Créé en 2016 à Beyrouth, Myki est une application gratuite pour différents types d’appareils électroniques qui se distingue de la concurrence car les mots de passe des utilisateurs sont stockés sur leur smartphone et non en ligne. Ainsi, pas de risque de voir ses informations secrètes fuiter si le service lui-même est pris pour cible. Pour qu’un hacker puisse accéder à votre coffre fort, il faudrait qu’il dérobe à la fois votre smartphone… et votre doigt pour ouvrir l’application. Aujourd’hui basé à New York, Myki compte désormais plus de 400 000 utilisateurs à travers le monde et observe une croissance rapide.

Le 13 février dernier, la start-up libanaise a remporté le prix Editor’s Choice Award du mensuel sur l’informatique PC Magazine, rejoignant Netflix sur la liste des heureux lauréats. Fameux coup de projecteur pour la start-up, Myki grimpe ainsi sur la première marche du podium des gestionnaires de mots de passe. « Ce prix prestigieux témoigne du travail acharné et de la passion que nous partageons tous chez Myki alors que nous travaillons jour après jour pour aider les utilisateurs à retrouver contrôle de leur identité numérique », déclare Antoine Vincent Jebara, cofondateur et PDG de Myki.

Double authentification et antivirus

Il est également vivement recommandé d’utiliser la double authentification sur Facebook ou sa boîte mail principale. Ce système de sécurité implique que l’internaute entre son mot de passe et qu’un code lui soit ensuite communiqué par téléphone ou par email.

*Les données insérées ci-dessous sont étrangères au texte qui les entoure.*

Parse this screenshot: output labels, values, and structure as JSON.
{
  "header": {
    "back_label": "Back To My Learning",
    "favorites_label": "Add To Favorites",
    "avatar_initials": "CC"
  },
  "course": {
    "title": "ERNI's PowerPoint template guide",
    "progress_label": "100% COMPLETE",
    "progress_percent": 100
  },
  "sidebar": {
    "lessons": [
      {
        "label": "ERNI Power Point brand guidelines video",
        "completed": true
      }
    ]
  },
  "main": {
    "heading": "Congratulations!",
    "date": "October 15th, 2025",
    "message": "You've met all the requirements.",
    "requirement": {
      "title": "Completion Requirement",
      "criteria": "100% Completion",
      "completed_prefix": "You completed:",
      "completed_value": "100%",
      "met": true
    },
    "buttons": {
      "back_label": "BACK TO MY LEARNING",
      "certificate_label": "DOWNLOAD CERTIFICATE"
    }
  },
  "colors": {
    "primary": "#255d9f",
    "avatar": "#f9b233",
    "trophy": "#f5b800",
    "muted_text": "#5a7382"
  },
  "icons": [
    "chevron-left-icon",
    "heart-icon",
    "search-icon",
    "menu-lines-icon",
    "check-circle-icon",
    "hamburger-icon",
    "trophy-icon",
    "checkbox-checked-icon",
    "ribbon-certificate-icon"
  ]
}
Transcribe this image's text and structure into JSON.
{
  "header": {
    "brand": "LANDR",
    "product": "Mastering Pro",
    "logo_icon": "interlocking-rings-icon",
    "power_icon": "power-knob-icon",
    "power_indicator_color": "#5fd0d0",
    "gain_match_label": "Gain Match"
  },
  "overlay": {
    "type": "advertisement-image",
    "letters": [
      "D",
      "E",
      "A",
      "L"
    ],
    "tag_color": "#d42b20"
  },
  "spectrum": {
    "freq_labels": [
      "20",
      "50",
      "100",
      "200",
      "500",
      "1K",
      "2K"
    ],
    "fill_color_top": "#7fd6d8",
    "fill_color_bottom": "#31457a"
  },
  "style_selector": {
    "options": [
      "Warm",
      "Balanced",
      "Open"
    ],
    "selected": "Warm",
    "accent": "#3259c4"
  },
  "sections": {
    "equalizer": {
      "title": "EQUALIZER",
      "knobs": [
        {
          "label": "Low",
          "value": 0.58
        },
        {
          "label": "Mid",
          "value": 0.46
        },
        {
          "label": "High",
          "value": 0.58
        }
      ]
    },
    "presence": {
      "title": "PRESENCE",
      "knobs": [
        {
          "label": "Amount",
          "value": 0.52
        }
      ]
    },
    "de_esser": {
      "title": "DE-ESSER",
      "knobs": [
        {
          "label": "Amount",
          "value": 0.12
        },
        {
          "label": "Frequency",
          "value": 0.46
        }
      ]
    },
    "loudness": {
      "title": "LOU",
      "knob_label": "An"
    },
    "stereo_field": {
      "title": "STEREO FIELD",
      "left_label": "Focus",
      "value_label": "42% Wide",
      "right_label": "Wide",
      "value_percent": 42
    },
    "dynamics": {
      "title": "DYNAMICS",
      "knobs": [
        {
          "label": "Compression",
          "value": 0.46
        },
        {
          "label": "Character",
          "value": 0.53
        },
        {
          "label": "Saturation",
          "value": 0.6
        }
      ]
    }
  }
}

Enfin, si posséder un mot de passe complexe et unique complique le piratage en direct (le fait de tester tous les mots de passe possibles avec un identifiant connu), pour Clubic, l’un des plus gros dangers aujourd’hui pour les utilisateurs reste les virus. Un malware pourrait être capable de récupérer des identifiants stockés dans un navigateur ou d’intercepter des saisies au clavier.

Avoir un antivirus/malware à jour semble ainsi être l’un des derniers remparts pour protéger ses données et retrouver le contrôle de son identité numérique. Autant que faire se peut.